Second, I examined how to support users in querying for event sequences when they are uncertain about what they are looking for. To support this task, I developed similarity measures (the M&M measure 1-2) and user interfaces (Similan 1-2) for querying event sequences based on similarity, allowing users to search for event sequences that are similar to the query. After that, I ran a controlled experiment comparing exact match and similarity search interfaces, and learned the advantages and disadvantages of both interfaces. These lessons learned inspired me to develop Flexible Temporal Search (FTS) that combines the benefits of both interfaces. FTS gives confident and countable results, and also ranks results by similarity.
I continued to work with domain experts as partners, getting them involved in the iterative design, and constantly using their feedback to guide my research directions.
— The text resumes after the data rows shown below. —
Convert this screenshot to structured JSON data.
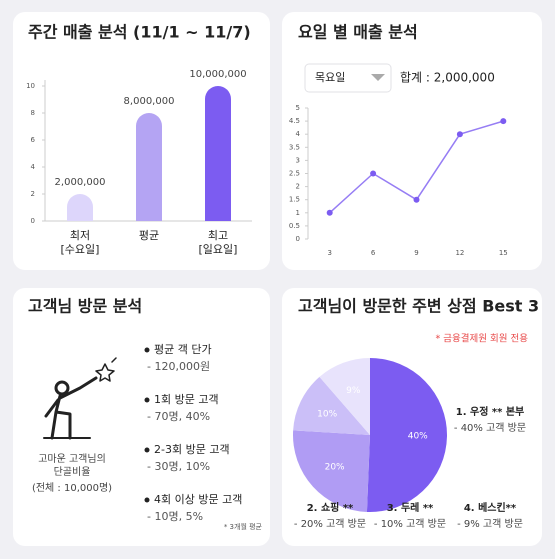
{
  "chart_data": [
    {
      "type": "bar",
      "title": "주간 매출 분석 (11/1 ~ 11/7)",
      "categories": [
        "최저",
        "평균",
        "최고"
      ],
      "sublabels": [
        "[수요일]",
        null,
        "[일요일]"
      ],
      "values": [
        2,
        8,
        10
      ],
      "value_labels": [
        "2,000,000",
        "8,000,000",
        "10,000,000"
      ],
      "colors": [
        "#ddd6fb",
        "#b4a4f3",
        "#7c5cf1"
      ],
      "ylim": [
        0,
        10
      ],
      "yticks": [
        0,
        2,
        4,
        6,
        8,
        10
      ]
    },
    {
      "type": "line",
      "title": "요일 별 매출 분석",
      "dropdown": "목요일",
      "total_label": "합계 : 2,000,000",
      "x": [
        3,
        6,
        9,
        12,
        15
      ],
      "values": [
        1,
        2.5,
        1.5,
        4,
        4.5
      ],
      "color": "#7c5cf1",
      "xlim": [
        1.5,
        16.5
      ],
      "xticks": [
        3,
        6,
        9,
        12,
        15
      ],
      "ylim": [
        0,
        5
      ],
      "yticks": [
        0,
        0.5,
        1,
        1.5,
        2,
        2.5,
        3,
        3.5,
        4,
        4.5,
        5
      ]
    },
    {
      "type": "pie",
      "title": "고객님이 방문한 주변 상점 Best 3",
      "note": "* 금융결제원 회원 전용",
      "categories": [
        "1. 우정 ** 본부",
        "2. 쇼핑 **",
        "3. 두레 **",
        "4. 베스킨**"
      ],
      "descriptions": [
        "- 40% 고객 방문",
        "- 20% 고객 방문",
        "- 10% 고객 방문",
        "- 9% 고객 방문"
      ],
      "values": [
        40,
        20,
        10,
        9
      ],
      "value_labels": [
        "40%",
        "20%",
        "10%",
        "9%"
      ],
      "colors": [
        "#7c5cf1",
        "#b09cf4",
        "#cbbff8",
        "#e8e3fc"
      ]
    }
  ],
  "visit_analysis": {
    "title": "고객님 방문 분석",
    "caption": [
      "고마운 고객님의",
      "단골비율"
    ],
    "total": "(전체 : 10,000명)",
    "items": [
      [
        "평균 객 단가",
        "- 120,000원"
      ],
      [
        "1회 방문 고객",
        "- 70명, 40%"
      ],
      [
        "2-3회 방문 고객",
        "- 30명, 10%"
      ],
      [
        "4회 이상 방문 고객",
        "- 10명, 5%"
      ]
    ],
    "footnote": "* 3개월 평균"
  }
}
As the research progressed, several short-term user studies were conducted to evaluate particular features of the user interfaces. Both quantitative and qualitative results were reported. To address the limitations of short-term evaluations, I included several multi-dimensional in-depth long-term case studies with domain experts in various fields to evaluate deeper benefits, validate generalizability of the ideas, and demonstrate practicability of this research in non-laboratory environments. The experience from these long-term studies was combined into a process model and a set of design guidelines for temporal event sequence exploration.
My contributions from this research are LifeFlow, a visualization that compactly displays summaries of multiple event sequences, along with interaction techniques for users' explorations; similarity measures (the M&M measure 1-2) and similarity search interfaces (Similan 1-2) for querying event sequences; Flexible Temporal Search (FTS), a hybrid query approach that combines the benefits of exact match and similarity search; and case study evaluations that results in a process model and a set of design guidelines for temporal event sequence exploration. Finally, this research has revealed new directions for exploring event sequences.